Encryption and its bits. How to explain?

Why each bit fits 0 and 1?

In binary system, a bit (biNary Digit) can assume only two values.

They’re being represented by 0 and 1, but this is just a convention. In some contexts they can be interpreted as logical values (true/false, yes/no), algebraic signs (+/-), activation states (on/off), or any other attribute with two values, provided they are two values, because of the nature of the system bianniversary.

Why the number of alternative keys is 2 raised to 32?

First, understand "alternative" as "possibility" (which is one of the definitions for this word in the dictionary, and it seems to me much more didactic).

The calculation of possibilities is approached in mathematics in the study of combinatorics. As the value of bits can repeat in the key, it is a arrangement with repetition, which is given by:

n^r, whereas n is the total of elements and r is the number of items chosen.
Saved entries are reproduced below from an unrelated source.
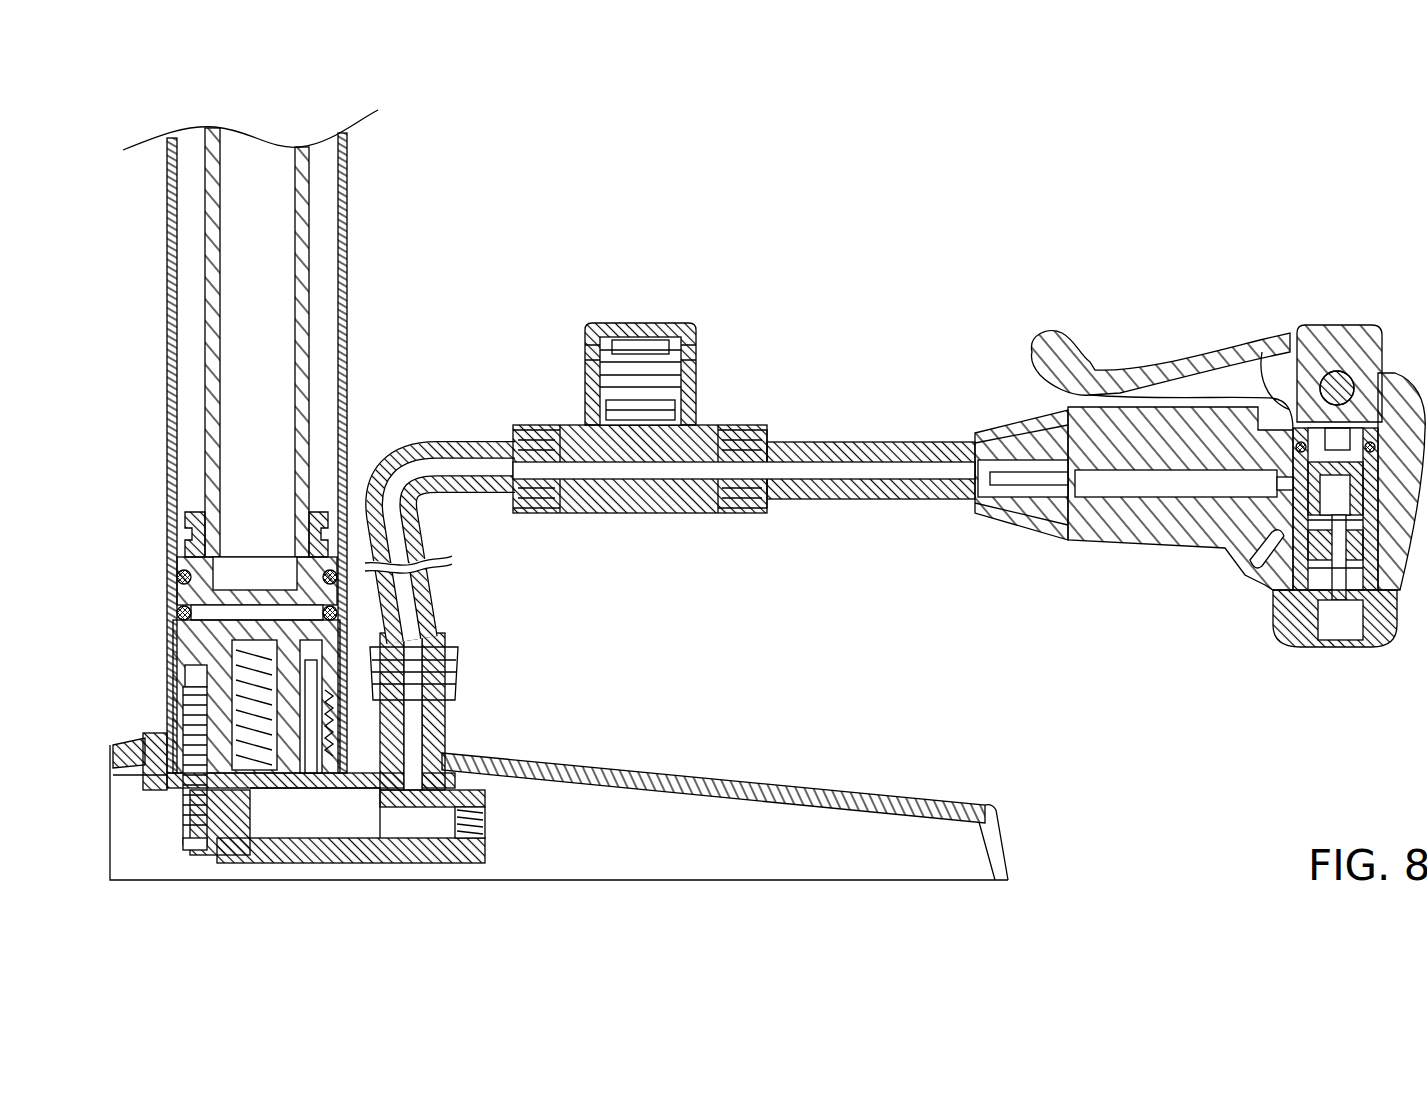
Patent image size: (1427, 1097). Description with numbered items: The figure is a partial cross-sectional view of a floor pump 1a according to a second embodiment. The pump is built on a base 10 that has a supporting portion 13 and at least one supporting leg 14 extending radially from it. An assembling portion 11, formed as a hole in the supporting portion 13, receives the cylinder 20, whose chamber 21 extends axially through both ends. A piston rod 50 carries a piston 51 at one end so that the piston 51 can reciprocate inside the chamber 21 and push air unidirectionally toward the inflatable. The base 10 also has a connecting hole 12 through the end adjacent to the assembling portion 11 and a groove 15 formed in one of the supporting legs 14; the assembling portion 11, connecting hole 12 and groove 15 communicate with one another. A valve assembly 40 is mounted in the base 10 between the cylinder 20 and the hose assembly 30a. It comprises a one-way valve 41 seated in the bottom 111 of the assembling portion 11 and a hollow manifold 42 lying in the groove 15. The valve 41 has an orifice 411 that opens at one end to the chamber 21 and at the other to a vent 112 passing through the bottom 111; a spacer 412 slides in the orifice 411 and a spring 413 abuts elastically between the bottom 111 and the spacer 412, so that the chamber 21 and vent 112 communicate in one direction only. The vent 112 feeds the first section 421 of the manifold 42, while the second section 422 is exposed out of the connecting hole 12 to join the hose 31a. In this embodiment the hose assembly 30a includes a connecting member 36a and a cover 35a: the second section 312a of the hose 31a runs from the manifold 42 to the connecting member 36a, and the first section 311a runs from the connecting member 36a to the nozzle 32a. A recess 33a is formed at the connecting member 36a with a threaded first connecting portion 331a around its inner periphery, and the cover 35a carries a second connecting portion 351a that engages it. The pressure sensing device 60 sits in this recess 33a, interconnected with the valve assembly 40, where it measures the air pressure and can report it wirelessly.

The floor pump 1a is at (895, 358).
The base 10 is at (556, 781).
The assembling portion 11 is at (280, 808).
The bottom 111 is at (158, 795).
The vent 112 is at (290, 815).
The connecting hole 12 is at (455, 711).
The supporting portion 13 is at (167, 706).
The supporting leg 14 is at (780, 788).
The groove 15 is at (725, 792).
The cylinder 20 is at (299, 441).
The chamber 21 is at (345, 240).
The hose assembly 30a is at (895, 419).
The hose 31a is at (454, 505).
The first section 311a is at (858, 500).
The second section 312a is at (462, 440).
The nozzle 32a is at (1115, 540).
The recess 33a is at (688, 403).
The first connecting portion 331a is at (588, 357).
The cover 35a is at (642, 319).
The second connecting portion 351a is at (663, 323).
The connecting member 36a is at (635, 515).
The valve assembly 40 is at (334, 858).
The valve 41 is at (226, 734).
The orifice 411 is at (184, 613).
The spacer 412 is at (240, 690).
The spring 413 is at (232, 835).
The manifold 42 is at (437, 862).
The first section 421 is at (252, 805).
The second section 422 is at (455, 700).
The piston rod 50 is at (320, 377).
The piston 51 is at (325, 512).
The pressure sensing device 60 is at (622, 340).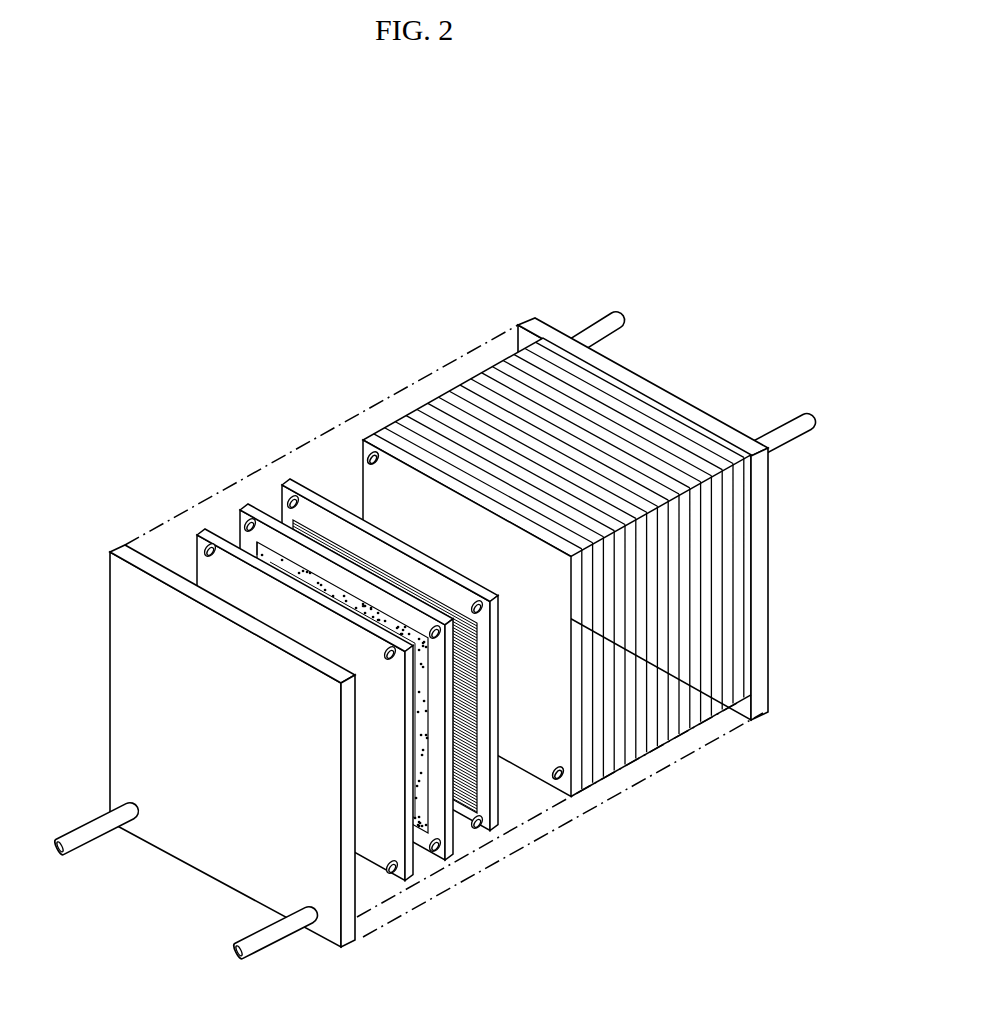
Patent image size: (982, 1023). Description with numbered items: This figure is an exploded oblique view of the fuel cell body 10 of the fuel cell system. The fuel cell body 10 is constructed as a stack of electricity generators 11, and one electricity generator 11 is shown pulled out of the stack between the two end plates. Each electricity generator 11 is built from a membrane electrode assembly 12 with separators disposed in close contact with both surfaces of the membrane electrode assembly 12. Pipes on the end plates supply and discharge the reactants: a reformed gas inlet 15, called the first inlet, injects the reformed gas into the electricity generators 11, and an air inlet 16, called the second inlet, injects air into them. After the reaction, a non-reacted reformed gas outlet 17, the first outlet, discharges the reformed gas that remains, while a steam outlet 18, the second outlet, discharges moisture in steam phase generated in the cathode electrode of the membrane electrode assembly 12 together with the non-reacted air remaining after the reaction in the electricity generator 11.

The fuel cell body 10 is at (338, 364).
The electricity generator 11 is at (385, 714).
The membrane electrode assembly 12 is at (457, 860).
The reformed gas inlet 15 is at (598, 312).
The air inlet 16 is at (792, 422).
The non-reacted reformed gas outlet 17 is at (260, 947).
The steam outlet 18 is at (73, 837).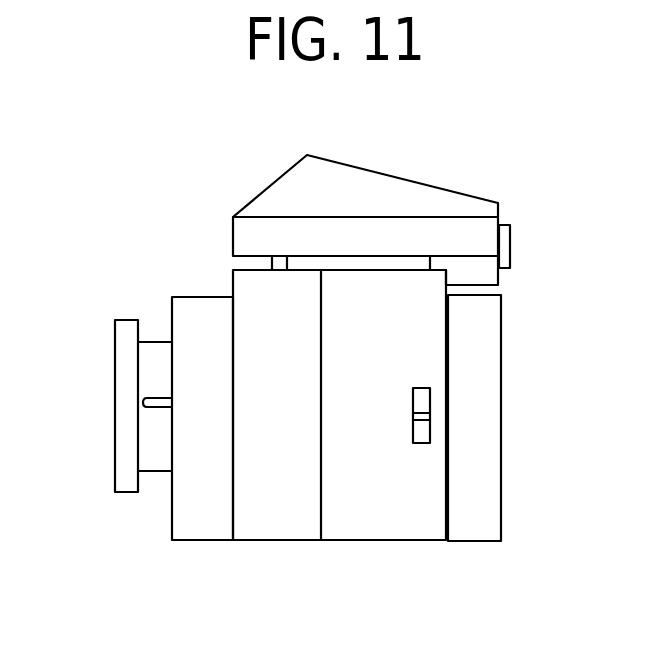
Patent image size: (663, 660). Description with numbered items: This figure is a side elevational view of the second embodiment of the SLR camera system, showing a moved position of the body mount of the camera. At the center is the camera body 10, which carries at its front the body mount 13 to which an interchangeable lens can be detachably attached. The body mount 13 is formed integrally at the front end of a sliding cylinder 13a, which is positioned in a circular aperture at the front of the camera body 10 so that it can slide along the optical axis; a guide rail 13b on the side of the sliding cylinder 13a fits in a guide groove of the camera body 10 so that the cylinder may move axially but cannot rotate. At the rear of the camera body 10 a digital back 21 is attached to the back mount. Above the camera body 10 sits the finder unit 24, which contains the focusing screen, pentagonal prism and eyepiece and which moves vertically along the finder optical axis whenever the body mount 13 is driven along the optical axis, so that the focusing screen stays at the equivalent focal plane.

The camera body 10 is at (300, 531).
The body mount 13 is at (120, 335).
The sliding cylinder 13a is at (155, 358).
The guide rail 13b is at (158, 407).
The digital back 21 is at (487, 532).
The finder unit 24 is at (447, 197).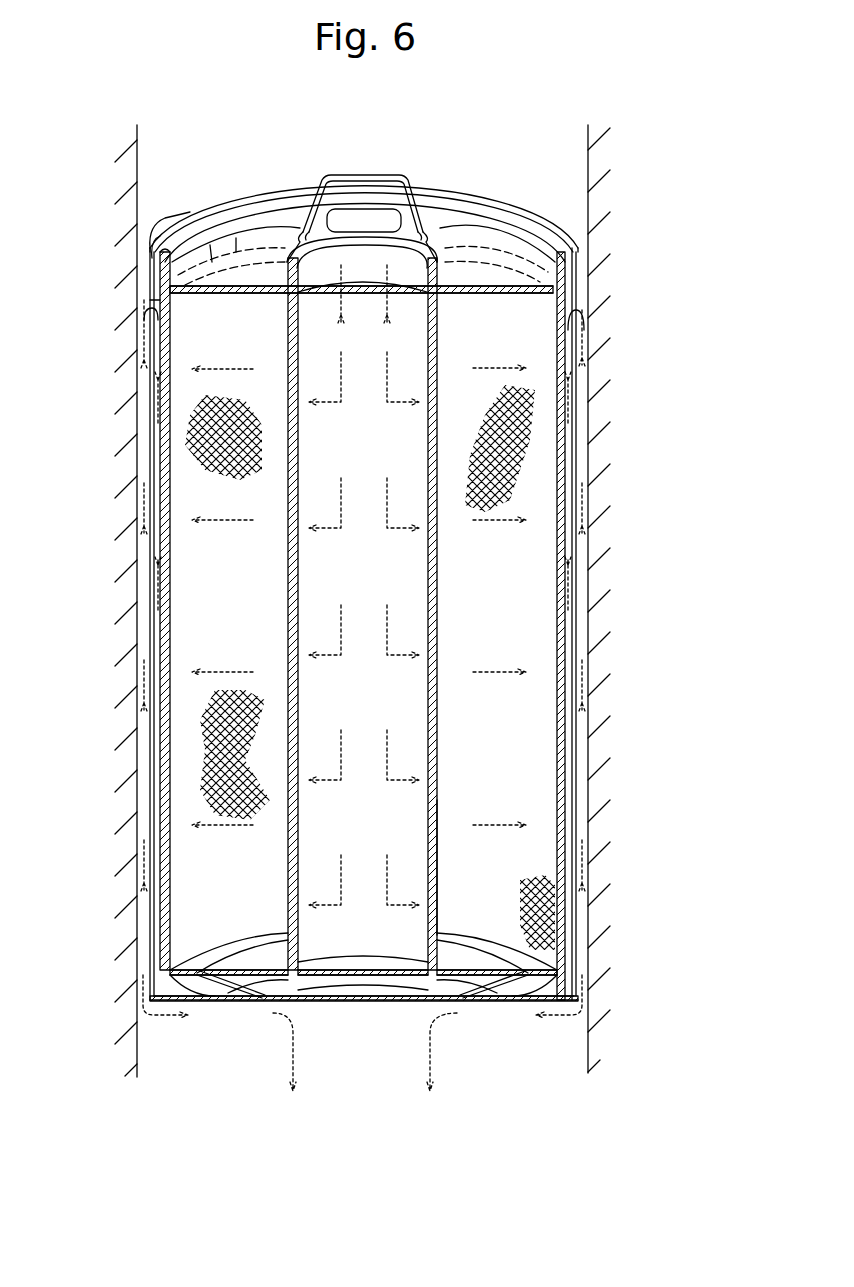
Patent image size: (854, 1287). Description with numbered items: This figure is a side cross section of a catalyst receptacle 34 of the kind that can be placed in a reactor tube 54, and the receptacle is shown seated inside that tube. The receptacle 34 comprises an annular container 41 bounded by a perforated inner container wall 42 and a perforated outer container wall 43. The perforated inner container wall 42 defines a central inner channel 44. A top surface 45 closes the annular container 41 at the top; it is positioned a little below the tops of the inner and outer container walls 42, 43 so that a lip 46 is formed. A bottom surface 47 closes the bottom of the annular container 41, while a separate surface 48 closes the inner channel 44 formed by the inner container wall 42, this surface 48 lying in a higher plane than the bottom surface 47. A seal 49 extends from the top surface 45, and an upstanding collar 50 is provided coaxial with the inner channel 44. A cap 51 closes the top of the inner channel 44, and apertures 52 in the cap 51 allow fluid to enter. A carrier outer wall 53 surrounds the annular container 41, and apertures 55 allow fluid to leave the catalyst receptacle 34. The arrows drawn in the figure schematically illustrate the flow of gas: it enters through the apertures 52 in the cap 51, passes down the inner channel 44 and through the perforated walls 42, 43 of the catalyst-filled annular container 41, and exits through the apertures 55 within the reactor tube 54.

The catalyst receptacle 34 is at (652, 396).
The annular container 41 is at (515, 448).
The inner container wall 42 is at (293, 396).
The outer container wall 43 is at (165, 470).
The inner channel 44 is at (437, 858).
The top surface 45 is at (245, 255).
The lip 46 is at (520, 234).
The bottom surface 47 is at (240, 975).
The surface closing the inner channel 48 is at (368, 975).
The seal 49 is at (170, 215).
The upstanding collar 50 is at (440, 262).
The cap 51 is at (365, 178).
The apertures in the cap 52 is at (305, 228).
The carrier outer wall 53 is at (588, 626).
The reactor tube 54 is at (598, 276).
The apertures 55 is at (150, 300).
As a bit can assume two values, there are two possibilities at that key position, therefore two elements to be counted (n=2) in the combination study. In a 32-bit key, there are 32 chosen elements: r=32.

Therefore:

• Possibilities in a 1 bit key: 2¹ = 2 (0, 1)
• Possibilities in a 2-bit key: 2² = 4 (00, 01, 10, 11)
• Possible 32-bit key: 2³²

Why the number of attempts required is 2^r-1?

Because 2^r-1 is half the number of possibilities 2^r. As we may end up discovering the key in the first, last or any attempt, we use as an approximation the average number of attempts, which, rounding up, is equal to half of the possibilities. To ctgPi response explains it in much more detail.

What would be the 26 characters (permutation)?

Instead of measuring the key in bits, as it did on the other lines, this time it measures in characters. To calculate the 26-character key possibilities (each character can be any of the 26 letters of the alphabet) is used n!, in that case, 26!. That’s a simple permutation.

Answering the question of why the number of attempts needed to decrypt is half the number of possibilities, suppose you assemble a giant deck, where on one side of each card is written a possible decryption key, and on the other is written "yes" or "No", depending on whether the key is the right key or not.

If you have N cards and you know that the opponent chose the key randomly enough, the winning card will be with equal probability in each of the N positions (i.e. 1/N). If you number cards from the top to the bottom of the deck from 1 to N, the number of attempts you need to make to find the right key is the number of that card: if the key is the 17th card in the deck, you will make 17 attempts to find the right key.

Only that we don’t know what is the right card; we want to know what is the number medium of attempts that we need to make to find the right card. With probability 1/N this number is 1 (when the right key is the first card in the deck); with probability 1/N this number is 2 (when the right key is the second card in the deck); ... ; with probability 1/N this number is N (when the right key is the last card in the deck).

So the average number of attempts you need to make is

  1/N * 1 + 1/N * 2 + 1/N * 3 + … + 1/N * (N-1) + 1/N * N =
= 1/N (1 + 2 + 3 + … + (N-1) + N) =
= 1/N * N * (N+1) / 2 =
= (N+1) / 2

For these algorithms that we are talking about, N is huge; this +1 is a billion dollar bill. So it is a very good approximation to state that the average number of attempts is N/2.

The whole discussion above assumes that the password is, in fact, random, but the fact is that in practice things don’t work that way - people choose birthday dates, phone numbers, ... as passwords.

To help protect users in these cases, it is popular for you to use a key stretching Function, as bcrypt, scrypt or PBKDF2: these functions are complicated hash functions (like every hash function) and guys (unlike MD5 and SHA-*).

The idea is that you generate a random string s and uses f(s, x) to encrypt the file (where x is the password the user will decorate); you keep s open, along with the encrypted file. The idea is that if you know e.g. that the user chose x as an eight-digit number, if you encrypt the file in a naive way, your opponent only needs to do, on average, 5 * 10 7 decryptions to open your file.

When you have a key stretching Function, you place your opponent against the wall: calculate f(s, x) is very expensive; it keeps opening its file after 5 * 10 7 attempts, but each one of these attempts is much more expensive (in general this cost is adjustable, but for "civil" applications in general the crowd adjusts to f(s, x) take a second to calculate on a modern computer).

To another option is you ignore the existence of f and try to find the encryption key directly, but this is unviable if you are using an algorithm with a 128-bit key, for example.